These days it is normal practice to use a brdging load i.e one that is 10 times larger than the driving (source) impedance. Hence 600 ohm outputs are typically fed into 10Ki inputs. If your transformer is a low impedance type (600 ohms say) then you should use an attenuator on its output that is close to that impedance (like 1K). The output impedance of this combination depends on the combined impedance of the transformer output and the attenuator but will most likely be less than 1K so it can safely be fed to a 10K bridging load.

Cheers

Ian

fazeka said:

I don't know if my transformers (e.g., Triad HS-56) can drive 1k

Click to expand...

That's a jazzy transformer. That's the transformer on the input of a Pultec EQP-1A. Yes, it can easily drive 1K. It has taps for 600, 250, 150 and 62.5 ohms in / out. So you can do a lot more with that transformer than you think. Like use a two pole switch to make an attenuator on the input and simultaneously step down the secondary to get low output impedance.

Was thinking after reading squarewave's most recent post.

If I wire the HS-56 secondary as 150 ohms, wouldn't this be a 2:1 configuration? If so, would this mean I would incur a gain drop of 6dB?

If so, could I merely wire the secondary in different ways to incur an attenuation of sorts?

Secondary wired as 250 ohms would mean a drop of 3dB?

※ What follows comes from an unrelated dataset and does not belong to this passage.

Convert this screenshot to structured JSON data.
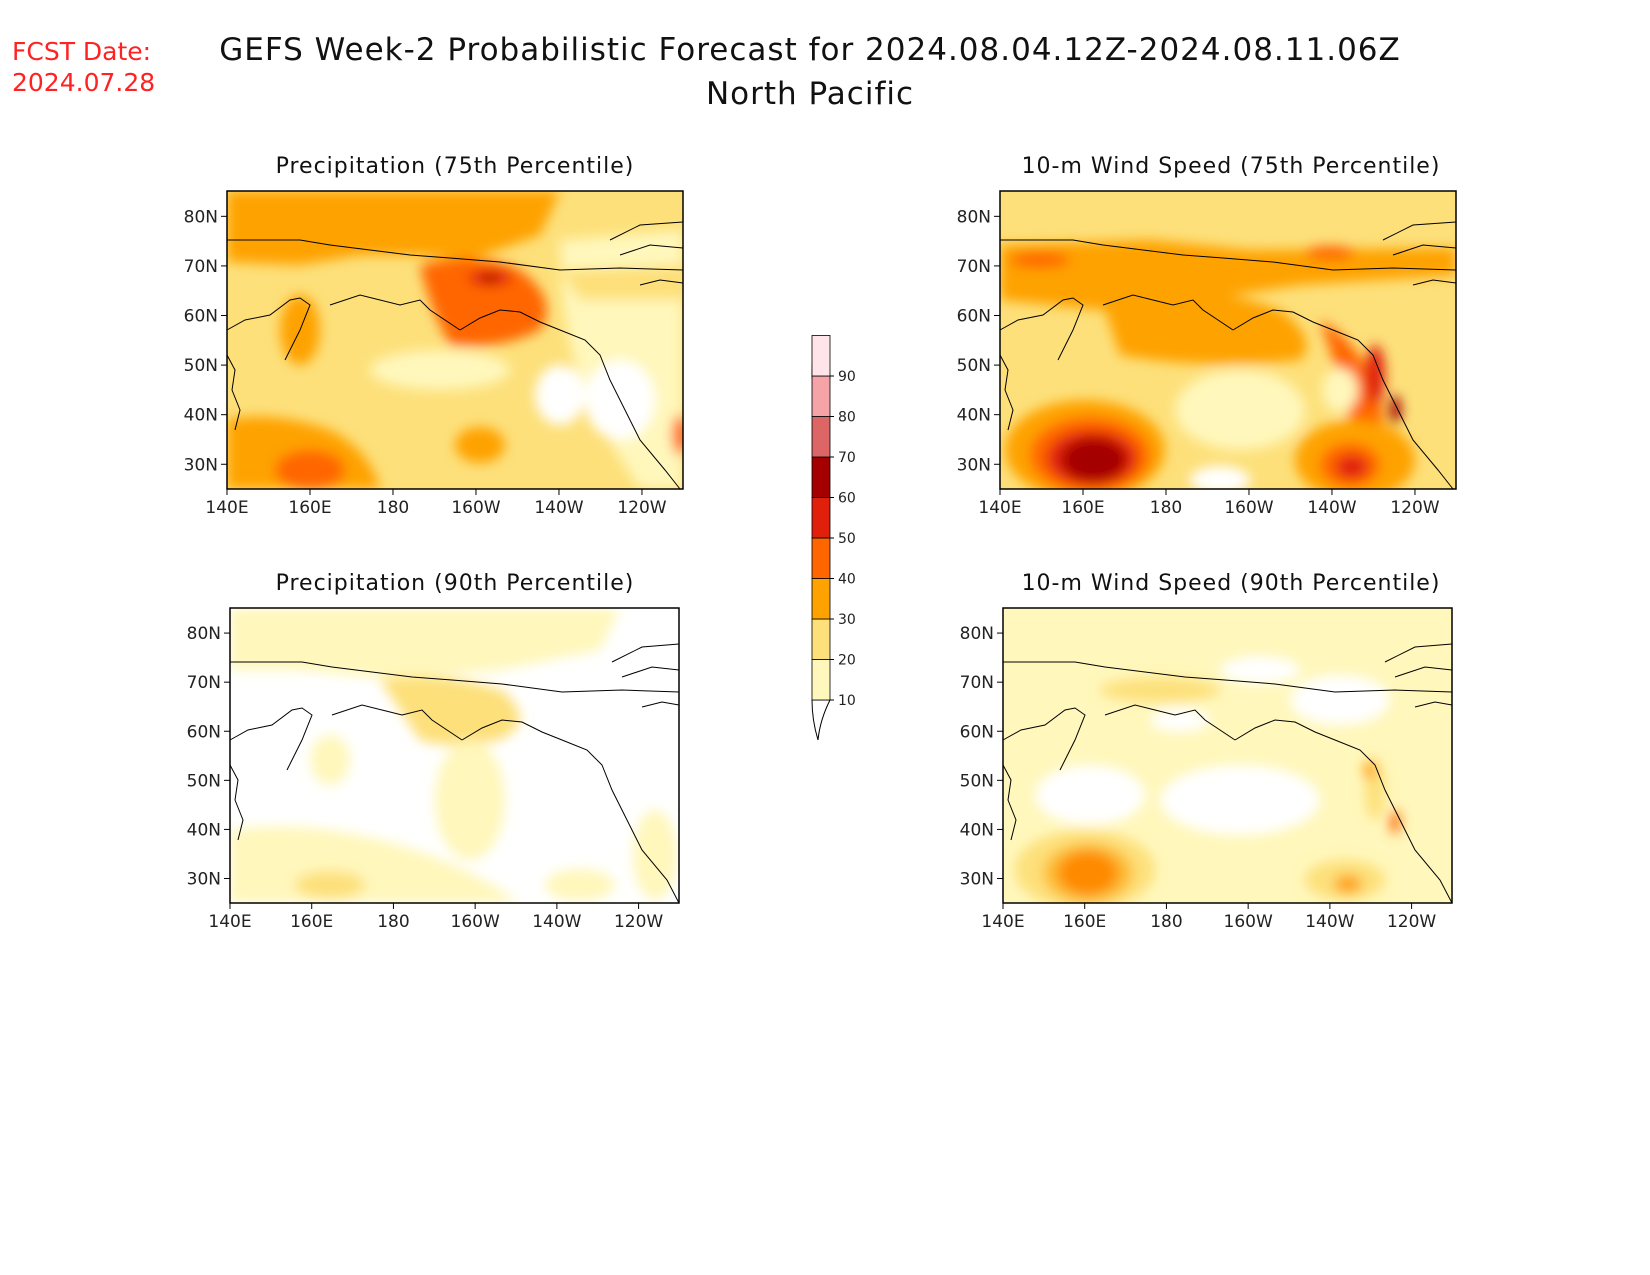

Secondary wired as 62.5 ohms would mean a drop of 9dB?

Yes.

Cheers

Ian

Go with Ian’s suggestion, hs56/66 will sound better with 1k across the secondary in my opinion.

/Johan

gurkan75 said:

Go with Ian’s suggestion, hs56/66 will sound better with 1k across the secondary in my opinion.

/Johan

Click to expand...

This could be so. The transformer is liable to impart more colour if fed into a  load close to the expected value rather than a light load like a bridging input.

Cheers

Ian

ruffrecords said:

This could be so. The transformer is liable to impart more colour if fed into a  load close to the expected value rather than a light load like a bridging input.

Cheers

Ian

Click to expand...

Most of the "colour" is due to the B-H curve. B and thus H do not change appreciably with load, unless it is so low as to significantly reduce the votages.

abbey road d enfer said:

Most of the "colour" is due to the B-H curve. B and thus H do not change appreciably with load, unless it is so low as to significantly reduce the votages.

Click to expand...

This puzzles me since the magnetic field in the transformer, and hence the position of the B-H curve, depends on the current flowing which will be higher with a heavier load.

Cheers

Ian